Rapper Machine Gun Kelly (real name Colson Baker) completely switched gears with his fifth studio album and released the pop-punk inspired Tickets to My Downfall. The name for the album comes from his cynical view that at some point, the fans stop rooting for you and start rooting against you.

This shift was a huge success. I’ve never listened to a Machine Gun Kelly project before since I’m not a big rap fan, but hearing about this shift compelled me to listen. Primarily guitar-driven songs were reminiscent of pop punk bands from the early 2000s like Blink-182, Sum 41 and more. Nostalgia definitely played into my enjoyment of the record, since I miss the sound of real instruments in a lot of the music that’s put out nowadays. It’s safe to say I was playing air guitar and banging on an invisible drum set as I listened to the album.

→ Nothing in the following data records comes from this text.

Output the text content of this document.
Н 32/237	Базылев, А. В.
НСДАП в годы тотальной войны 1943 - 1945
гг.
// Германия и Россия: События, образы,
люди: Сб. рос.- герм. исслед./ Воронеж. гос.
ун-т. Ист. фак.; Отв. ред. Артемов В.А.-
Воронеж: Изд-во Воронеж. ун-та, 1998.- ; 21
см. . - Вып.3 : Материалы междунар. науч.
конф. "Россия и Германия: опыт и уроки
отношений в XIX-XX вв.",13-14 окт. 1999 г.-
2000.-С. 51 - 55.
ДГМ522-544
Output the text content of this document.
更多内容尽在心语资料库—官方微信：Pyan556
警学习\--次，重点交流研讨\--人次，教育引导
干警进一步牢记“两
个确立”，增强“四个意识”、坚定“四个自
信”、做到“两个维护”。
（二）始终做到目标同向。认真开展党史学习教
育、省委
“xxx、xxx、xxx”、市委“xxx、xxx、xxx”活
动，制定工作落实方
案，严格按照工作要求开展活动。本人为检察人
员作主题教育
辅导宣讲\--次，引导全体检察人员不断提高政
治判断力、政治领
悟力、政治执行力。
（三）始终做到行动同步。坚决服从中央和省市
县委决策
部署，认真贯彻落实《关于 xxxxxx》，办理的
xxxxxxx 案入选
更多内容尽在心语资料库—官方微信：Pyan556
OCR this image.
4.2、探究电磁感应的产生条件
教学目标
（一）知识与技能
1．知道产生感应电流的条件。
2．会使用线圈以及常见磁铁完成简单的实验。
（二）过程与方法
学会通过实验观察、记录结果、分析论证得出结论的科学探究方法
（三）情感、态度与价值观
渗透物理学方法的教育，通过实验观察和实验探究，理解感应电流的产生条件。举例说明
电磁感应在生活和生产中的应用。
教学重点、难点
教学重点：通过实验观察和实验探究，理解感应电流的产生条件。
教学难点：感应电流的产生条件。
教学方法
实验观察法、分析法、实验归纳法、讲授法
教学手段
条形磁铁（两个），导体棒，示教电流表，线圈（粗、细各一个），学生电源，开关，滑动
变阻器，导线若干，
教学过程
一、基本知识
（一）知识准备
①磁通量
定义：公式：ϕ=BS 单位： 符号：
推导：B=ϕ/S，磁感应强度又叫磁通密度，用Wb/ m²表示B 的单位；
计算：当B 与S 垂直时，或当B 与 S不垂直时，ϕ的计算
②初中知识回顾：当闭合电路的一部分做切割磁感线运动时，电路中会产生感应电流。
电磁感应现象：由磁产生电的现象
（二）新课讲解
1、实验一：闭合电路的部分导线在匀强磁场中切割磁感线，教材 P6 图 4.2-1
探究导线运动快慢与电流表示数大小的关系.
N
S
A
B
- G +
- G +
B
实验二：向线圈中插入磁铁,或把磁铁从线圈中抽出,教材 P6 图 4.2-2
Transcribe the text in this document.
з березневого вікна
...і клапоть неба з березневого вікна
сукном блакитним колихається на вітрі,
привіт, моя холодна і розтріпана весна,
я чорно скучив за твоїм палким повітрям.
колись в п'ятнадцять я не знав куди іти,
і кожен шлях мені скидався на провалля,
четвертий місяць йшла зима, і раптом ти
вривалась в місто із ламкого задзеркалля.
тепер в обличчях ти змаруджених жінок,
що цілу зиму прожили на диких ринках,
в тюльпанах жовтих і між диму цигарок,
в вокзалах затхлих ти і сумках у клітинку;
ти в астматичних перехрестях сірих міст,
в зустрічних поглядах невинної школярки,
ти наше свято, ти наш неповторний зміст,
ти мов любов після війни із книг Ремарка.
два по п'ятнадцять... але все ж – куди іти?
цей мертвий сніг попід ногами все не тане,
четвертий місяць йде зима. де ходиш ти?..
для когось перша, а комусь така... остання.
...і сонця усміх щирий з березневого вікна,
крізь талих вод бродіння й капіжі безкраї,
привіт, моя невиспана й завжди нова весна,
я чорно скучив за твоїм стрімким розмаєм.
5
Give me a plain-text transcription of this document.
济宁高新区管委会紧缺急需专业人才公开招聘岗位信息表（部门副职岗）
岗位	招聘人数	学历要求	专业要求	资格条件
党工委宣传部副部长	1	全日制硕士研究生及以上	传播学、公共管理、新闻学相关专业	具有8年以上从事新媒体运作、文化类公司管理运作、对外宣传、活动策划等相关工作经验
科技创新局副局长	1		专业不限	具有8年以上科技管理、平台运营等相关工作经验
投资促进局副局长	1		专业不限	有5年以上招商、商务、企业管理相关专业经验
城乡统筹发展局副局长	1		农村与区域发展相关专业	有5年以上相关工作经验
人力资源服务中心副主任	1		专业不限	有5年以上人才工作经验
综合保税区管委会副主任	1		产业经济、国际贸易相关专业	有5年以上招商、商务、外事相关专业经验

Lyrically, the album is simple, but can pack a punch when it needs to. The closing track, “play this when i’m gone” is a love letter written to Baker’s daughter when he dies. An acoustic guitar backs the track, putting the focus on Baker’s vocals and the emotion behind it. “I hope you get to go to all the places that I showed you/When I was on the road and couldn’t be home to hold you,” he sings in the second verse. Baker’s success comes from his introspection and giving an insight to his innermost thoughts and feelings. The bridge of “concerts for aliens” encapsulates this when Baker sings “I’m insecure, I f*** things up/I’m in too deep, I feel too much.”

One of my favorite tracks from the album was the collaboration with Halsey, “forget me too.” Halsey’s verse reminded me of her track “3am” off of her album Manic, which was the closest we’ve seen Halsey singing something close to rock until this release. The two work together to deliver a duet about searching for closure in a past relationship. Another highlight was the collaboration with blackbear, which brought diversity and modernity to an album that was starting to become repetitive.

Overall, I’m really enjoying this album for now, but outside of this phase, I don’t see a lot of replay value outside of a few key songs (“forget me too” and “bloody valentine” I’m looking at you). But while I’m listening to it, you can find me walking around my neighborhood trying not to put on an entire performance on my air guitar.